Charity Donations - I may have BU
OP posts:
Racecardriver · 31/07/2018 12:56

YANBU. Charity shops depend pj donations to survive and raise money. If they couldn't take the dibations they shouldn't have been so rude. You went out if your way to support them when you could have dumped the whole lot in the rubbish bin.

BathshebaKnickerStickers · 31/07/2018 13:04

Job done.

And for everyone worried - I parked legally and there was no “dumping” involved.

OP posts:
LoisWilkerson1 · 31/07/2018 13:42

Well done op.

ShumpaLumpa · 31/07/2018 13:47

Borders Strawberry Drizzle Melts

Why have I never heard of these delights before 😍

Well done OP! How'd it go?

fanfan18 · 31/07/2018 13:49

I just can't believe you think charity shop VOLUNTEERS should be grateful for you handing over your unwanted stuff. They have to wade through dirty clothes half the day!

Like a PP said, I always feel grateful to them for accepting anything I take in.

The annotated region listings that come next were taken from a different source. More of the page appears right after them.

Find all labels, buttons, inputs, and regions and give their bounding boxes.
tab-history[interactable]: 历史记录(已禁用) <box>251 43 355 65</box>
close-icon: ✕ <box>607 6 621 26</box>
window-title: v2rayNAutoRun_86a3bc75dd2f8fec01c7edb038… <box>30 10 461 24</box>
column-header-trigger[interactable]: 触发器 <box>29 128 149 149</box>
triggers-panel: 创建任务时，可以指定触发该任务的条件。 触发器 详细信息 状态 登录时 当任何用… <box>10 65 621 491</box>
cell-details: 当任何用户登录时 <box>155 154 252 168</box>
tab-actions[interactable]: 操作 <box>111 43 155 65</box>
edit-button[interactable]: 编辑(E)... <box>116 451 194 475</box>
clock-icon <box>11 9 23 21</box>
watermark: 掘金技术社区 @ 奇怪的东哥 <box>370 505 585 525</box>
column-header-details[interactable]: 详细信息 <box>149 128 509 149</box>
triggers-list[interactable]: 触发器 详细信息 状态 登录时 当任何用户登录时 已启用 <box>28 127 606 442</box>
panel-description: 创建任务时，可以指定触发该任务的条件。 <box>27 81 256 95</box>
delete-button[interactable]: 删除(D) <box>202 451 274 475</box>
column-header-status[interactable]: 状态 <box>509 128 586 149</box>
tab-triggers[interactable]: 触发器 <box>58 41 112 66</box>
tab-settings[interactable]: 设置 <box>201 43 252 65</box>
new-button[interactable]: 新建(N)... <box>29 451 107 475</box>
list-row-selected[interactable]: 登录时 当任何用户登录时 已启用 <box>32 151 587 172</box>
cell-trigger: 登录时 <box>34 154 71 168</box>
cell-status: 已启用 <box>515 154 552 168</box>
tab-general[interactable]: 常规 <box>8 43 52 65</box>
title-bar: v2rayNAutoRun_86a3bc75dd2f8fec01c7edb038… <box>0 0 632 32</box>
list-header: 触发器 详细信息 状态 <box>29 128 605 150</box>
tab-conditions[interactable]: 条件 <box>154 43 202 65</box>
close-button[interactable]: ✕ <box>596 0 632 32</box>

fanfan18 · 31/07/2018 13:51

Sorry I just noticed you apologised Blush

sadiekate · 31/07/2018 14:11

They should be grateful for donations because they depend on them to exist. If a charity did not seem to appreciate what I had given them I would not donate to them again. This isn't about superiority or "I pay your wages" - it's about appreciating kindness and generosity. As for the poster who said we're not giving it to charity to be kind - how ridiculous. It would be much easier to put stuff in the bin or more lucrative try to sell it, but I would never dream of doing either when I can help someone else.

sadiekate · 31/07/2018 14:13

To the OP - wow, that's a great thing to do. I don't think you needed to apologise, but like a previous poster has said, many people can't even admit when they're wrong, let alone go out of their way to say so to the people they feel they have wronged. I hope your return visit goes well and draws a line under it all.

Thursdaydreaming · 31/07/2018 14:30

Good on you OP. We've all overreacted at times but not all of us have admitted it and made amends.

myusernamewastakenbyme · 31/07/2018 14:41

Just take them to a clothes bank in a supermarket car park in future op rhen you can save yourself all the angst !!!

Trinity66 · 31/07/2018 14:55

You really seem to be spending way too much time on this whole charity shop business. they're going to think you're crazy

slithytove · 31/07/2018 14:57

I could easily put my 8 carrier bags in the bin each month. I don’t believe that’s the best thing to do, so I don’t.

I don’t want anything for this choice. Not praise or thanks or anything.

I do expect to be treated nicely in all my dealings with all people unless I’ve lost that right through my own behaviour.

I don’t believe that donating things / bringing things in while the staff member is talking / donating the wrong season clothes / any random reason that I’ve got it wrong is enough to be spoken to poorly.

I try to treat people nicely regardless - and that’s with retail management experience. Admittedly not charity shop but we still came up against some awful customers.